In the months that followed, and perhaps encouraged by the numbers that were turning out to see them, Santos would arrange exhibition matches in the USA and Hong Kong, while their last visit to England came in 1973 with lucrative games arranged against Fulham and Plymouth.
At Craven Cottage on March 12, 1973, the greatest player in the world would run out for his first and only appearance in London, opening the scoring that night from the penalty spot before the Cottagers staged a thrilling comeback thanks to goals from Alan Pinkney and Steve Earle.

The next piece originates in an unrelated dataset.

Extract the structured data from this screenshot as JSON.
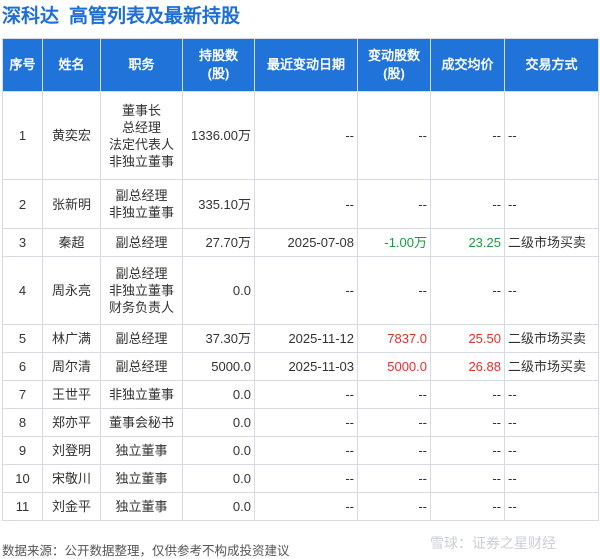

Despite claiming such a huge scalp, the game was all but overshadowed by an angry dispute regarding how many people actually came through the turnstiles as, by now, Santos were not just being paid to play, but also wanted a percentage of the gate receipts too.
When Santos travelled to Plymouth a few days later, not only did they demand £2,500 up front for the appearance, but also a cut of the profits too. However, by now the club’s overseas money-making exploits, like their prize asset, were on their last legs.
Santos are thought to have generated around $20million from their extensive travels in the 1960s and ’70s and that 1973 tour alone saw them visit Sudan, Egypt, Germany, Belgium and France, as well as the much anticipated trips to England.
As a result, the great Pelé was a shadow of his former brilliant self and now resembled a washed-up pub singer, prepared to do anything for the money that the crowds would inevitably throw at him and his teammates by the bucketload.
Having played over 1,000 games for Santos, the owners had seen the opportunity to use his swan song with the club that he loved by using him as a cash cow in a ruthless marketing ploy that the three-time World Cup winner was more than aware of.
“My farewell on English soil was a sad one,” he wrote in his autobiography. “The ‘footballing machine’ was losing its shine. Never in my life have I had my time so filled with airports, hotels and different countries. It seemed they were determined to get a few more hundred out of me before I went.”